1. Comfortable Kicks
Shoe companies will tell you there’s a shoe for every occasion and weather. Things like lug pattern, water proof-ness and drop. But in my book there’s only two: shoes you feel fast in (lightweight, low drop, and a badass color way) and “SUVs” (cushy, durable, built for the long haul). As you might imagine, running in bad weather and mud (or snow) is for SUV shoes. It might sound counterintuitive; a light shoe will make you more fleet of foot and help you step more quickly—instead of sink—in mud and muck. This approach actually does work…for maybe the first 1-2 minutes of your run. After that, no matter how light the shoe is, it inevitably becomes heavy and stout just like the durable SUV shoe. My suggestion: save the fast shoes for dry days when you’re ready to fly on the trails and run the SUVs on days they’re intended for: the slow, muddy slog.
2. Sweat Your Socks
Point #1 illustrates that when mud is involved, any shoe – no matter the size or weight – will essentially take on the environment (pun intended) and be neutralized. But where there’s mud there is usually snow or puddles. These elements will eventually saturate the shoes’ upper and soak your socks. As the wetness sets in, it’s your sock selection that will have a bigger impact on your running enjoyment. It’s no wonder we’re partial to wool, but in muddy conditions it’s a fiber that is blister-preventing and softer than a synthetic running sock. Use a tall sock or one with a 3-5” cuff rather than no-shows to get extra abrasion resistance to your ankles and legs.
3. The Unusual Sore Spots
Trail running, compared to road, comes with demands on different muscle groups. Muddy trail training adds another variability since balance and foot fall is so inconsistent. But the soreness and muscle activation is worth it! The sensations you’ll feel—typically in your feet, ankles and calves—will wake up proprioceptors (the stimuli your body gets from impact and agile motion) that will help with balance and injury-prevention when conditions are normalized in the drier spring, summer and fall.
4. One Less Layer
When you’re in muddy conditions you’re probably going to be working harder than a dry run so aim to dress for higher-than-average sweat rate; and even though the air temperature might be chilly, shorts or 3-quarter length tights are recommended over pants. Combined with tall socks (see #2), you’ll move through the muck with more ease while keeping the abrasion-factor low.

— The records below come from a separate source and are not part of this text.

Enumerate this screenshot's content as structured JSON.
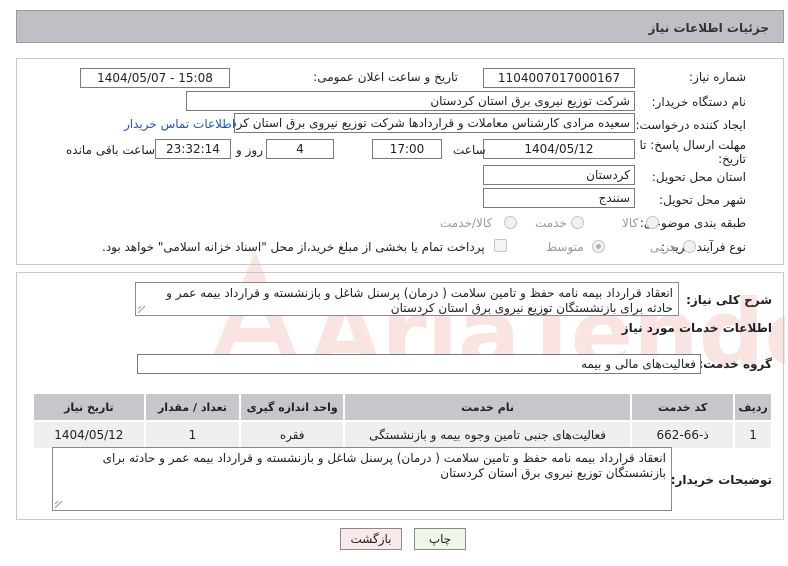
{
  "header": {
    "title": "جزئیات اطلاعات نیاز"
  },
  "form": {
    "need_number": {
      "label": "شماره نیاز:",
      "value": "1104007017000167"
    },
    "announce_datetime": {
      "label": "تاریخ و ساعت اعلان عمومی:",
      "value": "1404/05/07 - 15:08"
    },
    "buyer_org": {
      "label": "نام دستگاه خریدار:",
      "value": "شرکت توزیع نیروی برق استان کردستان"
    },
    "requester": {
      "label": "ایجاد کننده درخواست:",
      "value": "سعیده مرادی کارشناس معاملات و قراردادها شرکت توزیع نیروی برق استان کرد",
      "contact_link": "اطلاعات تماس خریدار"
    },
    "deadline": {
      "label_line1": "مهلت ارسال پاسخ: تا",
      "label_line2": "تاریخ:",
      "date": "1404/05/12",
      "time_label": "ساعت",
      "time": "17:00",
      "days": "4",
      "days_label": "روز و",
      "remaining": "23:32:14",
      "remaining_label": "ساعت باقی مانده"
    },
    "province": {
      "label": "استان محل تحویل:",
      "value": "کردستان"
    },
    "city": {
      "label": "شهر محل تحویل:",
      "value": "سنندج"
    },
    "category": {
      "label": "طبقه بندی موضوعی:",
      "options": [
        "کالا",
        "خدمت",
        "کالا/خدمت"
      ]
    },
    "purchase_type": {
      "label": "نوع فرآیند خرید :",
      "options": [
        "جزیی",
        "متوسط"
      ],
      "checkbox_text": "پرداخت تمام یا بخشی از مبلغ خرید،از محل \"اسناد خزانه اسلامی\" خواهد بود."
    }
  },
  "summary": {
    "label": "شرح کلی نیاز:",
    "text": "انعقاد قرارداد بیمه نامه حفظ و تامین سلامت ( درمان) پرسنل شاغل و بازنشسته و قرارداد بیمه عمر و حادثه برای بازنشستگان توزیع نیروی برق استان کردستان"
  },
  "services": {
    "title": "اطلاعات خدمات مورد نیاز",
    "group_label": "گروه خدمت:",
    "group_value": "فعالیت‌های مالی و بیمه",
    "columns": [
      "ردیف",
      "کد خدمت",
      "نام خدمت",
      "واحد اندازه گیری",
      "تعداد / مقدار",
      "تاریخ نیاز"
    ],
    "rows": [
      [
        "1",
        "ذ-66-662",
        "فعالیت‌های جنبی تامین وجوه بیمه و بازنشستگی",
        "فقره",
        "1",
        "1404/05/12"
      ]
    ]
  },
  "buyer_notes": {
    "label": "توضیحات خریدار:",
    "text": "انعقاد قرارداد بیمه نامه حفظ و تامین سلامت ( درمان) پرسنل شاغل و بازنشسته و قرارداد بیمه عمر و حادثه برای بازنشستگان توزیع نیروی برق استان کردستان"
  },
  "buttons": {
    "print": "چاپ",
    "back": "بازگشت"
  },
  "watermark": {
    "text": "AriaTender.neT"
  },
  "colors": {
    "header_bg": "#c0c0c4",
    "link": "#1e5ab4",
    "print_btn_bg": "#eef8e8",
    "back_btn_bg": "#fbe8ea",
    "watermark": "#d23a2a"
  }
}
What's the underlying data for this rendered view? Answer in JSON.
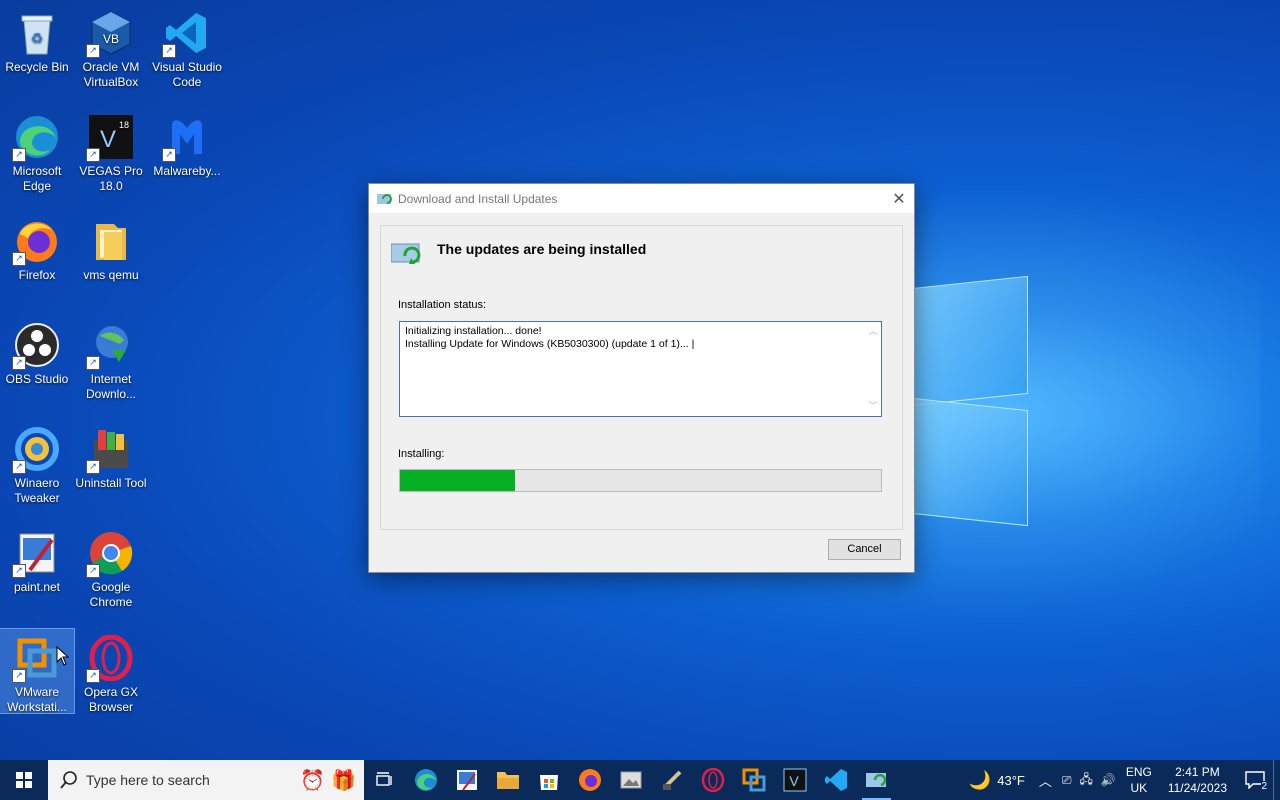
{
  "desktop": {
    "icons": [
      {
        "label": "Recycle Bin"
      },
      {
        "label": "Oracle VM VirtualBox"
      },
      {
        "label": "Visual Studio Code"
      },
      {
        "label": "Microsoft Edge"
      },
      {
        "label": "VEGAS Pro 18.0"
      },
      {
        "label": "Malwareby..."
      },
      {
        "label": "Firefox"
      },
      {
        "label": "vms qemu"
      },
      {
        "label": "OBS Studio"
      },
      {
        "label": "Internet Downlo..."
      },
      {
        "label": "Winaero Tweaker"
      },
      {
        "label": "Uninstall Tool"
      },
      {
        "label": "paint.net"
      },
      {
        "label": "Google Chrome"
      },
      {
        "label": "VMware Workstati..."
      },
      {
        "label": "Opera GX Browser"
      }
    ]
  },
  "dialog": {
    "title": "Download and Install Updates",
    "heading": "The updates are being installed",
    "status_label": "Installation status:",
    "status_lines": [
      "Initializing installation... done!",
      "Installing Update for Windows (KB5030300) (update 1 of 1)... |"
    ],
    "progress_label": "Installing:",
    "progress_fraction": 0.24,
    "cancel_label": "Cancel"
  },
  "taskbar": {
    "search_placeholder": "Type here to search",
    "weather": "43°F",
    "language": "ENG",
    "region": "UK",
    "time": "2:41 PM",
    "date": "11/24/2023",
    "notification_count": "2"
  }
}
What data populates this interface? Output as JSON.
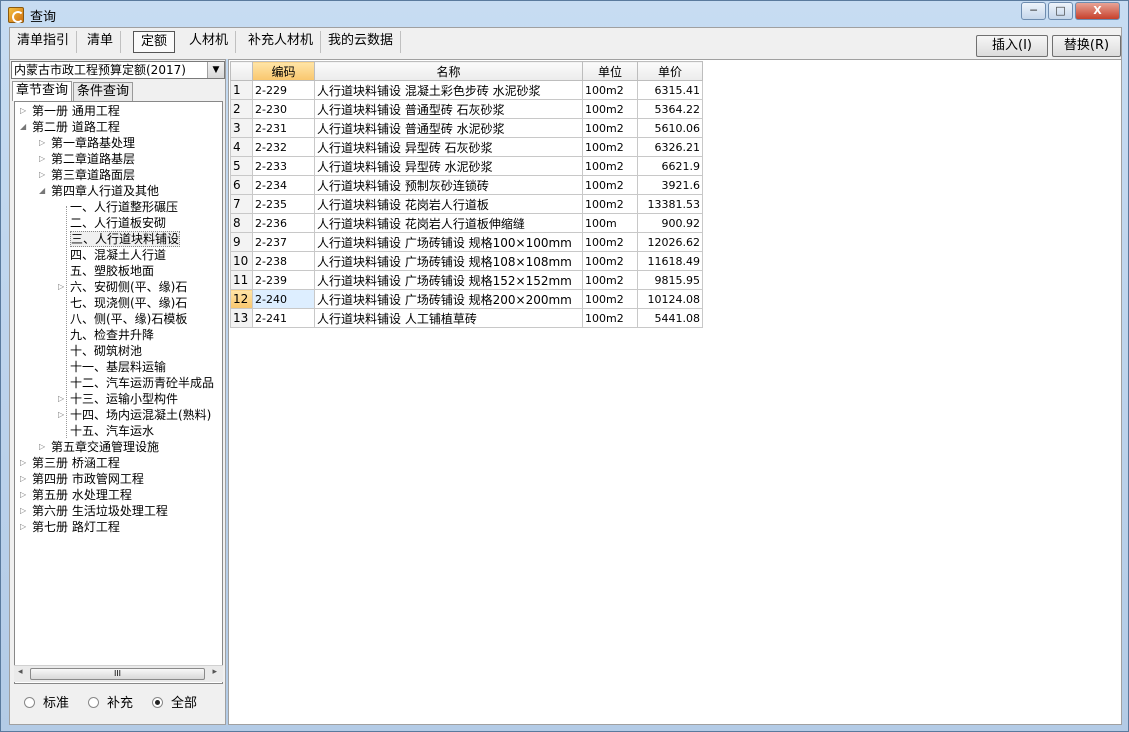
{
  "window": {
    "title": "查询",
    "min": "─",
    "max": "□",
    "close": "X"
  },
  "tabs": [
    {
      "label": "清单指引"
    },
    {
      "label": "清单"
    },
    {
      "label": "定额"
    },
    {
      "label": "人材机"
    },
    {
      "label": "补充人材机"
    },
    {
      "label": "我的云数据"
    }
  ],
  "buttons": {
    "insert": "插入(I)",
    "replace": "替换(R)"
  },
  "quota_select": "内蒙古市政工程预算定额(2017)",
  "left_tabs": {
    "chapter": "章节查询",
    "condition": "条件查询"
  },
  "tree": [
    {
      "label": "第一册 通用工程",
      "exp": "▷"
    },
    {
      "label": "第二册 道路工程",
      "exp": "◢"
    },
    {
      "label": "第一章路基处理",
      "exp": "▷"
    },
    {
      "label": "第二章道路基层",
      "exp": "▷"
    },
    {
      "label": "第三章道路面层",
      "exp": "▷"
    },
    {
      "label": "第四章人行道及其他",
      "exp": "◢"
    },
    {
      "label": "一、人行道整形碾压",
      "exp": ""
    },
    {
      "label": "二、人行道板安砌",
      "exp": ""
    },
    {
      "label": "三、人行道块料铺设",
      "exp": ""
    },
    {
      "label": "四、混凝土人行道",
      "exp": ""
    },
    {
      "label": "五、塑胶板地面",
      "exp": ""
    },
    {
      "label": "六、安砌侧(平、缘)石",
      "exp": "▷"
    },
    {
      "label": "七、现浇侧(平、缘)石",
      "exp": ""
    },
    {
      "label": "八、侧(平、缘)石模板",
      "exp": ""
    },
    {
      "label": "九、检查井升降",
      "exp": ""
    },
    {
      "label": "十、砌筑树池",
      "exp": ""
    },
    {
      "label": "十一、基层料运输",
      "exp": ""
    },
    {
      "label": "十二、汽车运沥青砼半成品",
      "exp": ""
    },
    {
      "label": "十三、运输小型构件",
      "exp": "▷"
    },
    {
      "label": "十四、场内运混凝土(熟料)",
      "exp": "▷"
    },
    {
      "label": "十五、汽车运水",
      "exp": ""
    },
    {
      "label": "第五章交通管理设施",
      "exp": "▷"
    },
    {
      "label": "第三册 桥涵工程",
      "exp": "▷"
    },
    {
      "label": "第四册 市政管网工程",
      "exp": "▷"
    },
    {
      "label": "第五册 水处理工程",
      "exp": "▷"
    },
    {
      "label": "第六册 生活垃圾处理工程",
      "exp": "▷"
    },
    {
      "label": "第七册 路灯工程",
      "exp": "▷"
    }
  ],
  "scroll_grip": "III",
  "radios": {
    "standard": "标准",
    "supplement": "补充",
    "all": "全部"
  },
  "table": {
    "headers": {
      "code": "编码",
      "name": "名称",
      "unit": "单位",
      "price": "单价"
    },
    "rows": [
      {
        "n": "1",
        "code": "2-229",
        "name": "人行道块料铺设 混凝土彩色步砖 水泥砂浆",
        "unit": "100m2",
        "price": "6315.41"
      },
      {
        "n": "2",
        "code": "2-230",
        "name": "人行道块料铺设 普通型砖 石灰砂浆",
        "unit": "100m2",
        "price": "5364.22"
      },
      {
        "n": "3",
        "code": "2-231",
        "name": "人行道块料铺设 普通型砖 水泥砂浆",
        "unit": "100m2",
        "price": "5610.06"
      },
      {
        "n": "4",
        "code": "2-232",
        "name": "人行道块料铺设 异型砖 石灰砂浆",
        "unit": "100m2",
        "price": "6326.21"
      },
      {
        "n": "5",
        "code": "2-233",
        "name": "人行道块料铺设 异型砖 水泥砂浆",
        "unit": "100m2",
        "price": "6621.9"
      },
      {
        "n": "6",
        "code": "2-234",
        "name": "人行道块料铺设 预制灰砂连锁砖",
        "unit": "100m2",
        "price": "3921.6"
      },
      {
        "n": "7",
        "code": "2-235",
        "name": "人行道块料铺设 花岗岩人行道板",
        "unit": "100m2",
        "price": "13381.53"
      },
      {
        "n": "8",
        "code": "2-236",
        "name": "人行道块料铺设 花岗岩人行道板伸缩缝",
        "unit": "100m",
        "price": "900.92"
      },
      {
        "n": "9",
        "code": "2-237",
        "name": "人行道块料铺设 广场砖铺设 规格100×100mm",
        "unit": "100m2",
        "price": "12026.62"
      },
      {
        "n": "10",
        "code": "2-238",
        "name": "人行道块料铺设 广场砖铺设 规格108×108mm",
        "unit": "100m2",
        "price": "11618.49"
      },
      {
        "n": "11",
        "code": "2-239",
        "name": "人行道块料铺设 广场砖铺设 规格152×152mm",
        "unit": "100m2",
        "price": "9815.95"
      },
      {
        "n": "12",
        "code": "2-240",
        "name": "人行道块料铺设 广场砖铺设 规格200×200mm",
        "unit": "100m2",
        "price": "10124.08"
      },
      {
        "n": "13",
        "code": "2-241",
        "name": "人行道块料铺设 人工铺植草砖",
        "unit": "100m2",
        "price": "5441.08"
      }
    ]
  }
}
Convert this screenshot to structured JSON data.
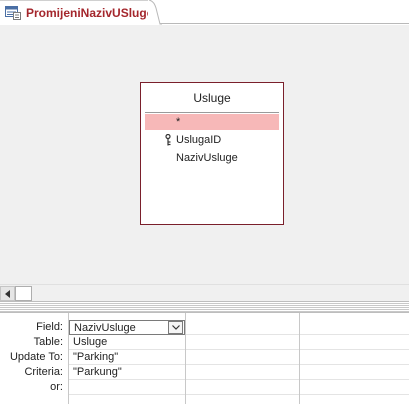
{
  "tab": {
    "title": "PromijeniNazivUSluge",
    "icon": "query-design-icon"
  },
  "table_box": {
    "title": "Usluge",
    "fields": [
      {
        "label": "*"
      },
      {
        "label": "UslugaID",
        "icon": "primary-key-icon"
      },
      {
        "label": "NazivUsluge"
      }
    ]
  },
  "grid": {
    "row_labels": [
      "Field:",
      "Table:",
      "Update To:",
      "Criteria:",
      "or:"
    ],
    "columns": [
      {
        "field": "NazivUsluge",
        "table": "Usluge",
        "update_to": "\"Parking\"",
        "criteria": "\"Parkung\"",
        "or": ""
      },
      {
        "field": "",
        "table": "",
        "update_to": "",
        "criteria": "",
        "or": ""
      },
      {
        "field": "",
        "table": "",
        "update_to": "",
        "criteria": "",
        "or": ""
      }
    ]
  },
  "colors": {
    "tab_title": "#a4262c",
    "selected_field": "#f7b8b8",
    "table_border": "#7a1f2b",
    "design_bg": "#f0f0f0"
  }
}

5. Ankle Weights = Strength
Resistance training in running is not the most common thing, especially in trail running where vertical gain in the landscape comes with the sensation of resistance all by itself. Some runners (usually racers) might wear a loaded-up pack or run with poles to add resistance weight or better distribute the energy to the arms when training for an event. But running in mud adds an accumulation of weight and resistance to your shoes which will make you move more slowly and require more energy. This “natural resistance” is a fast and free way to add leg strength and force you to adopt a new cadence (generally one that adds efficiency since your body will be looking to offset the weight). This is a great way to examine your stride and look for new, efficient ways to move that might actually improve your dry-trail performance, too.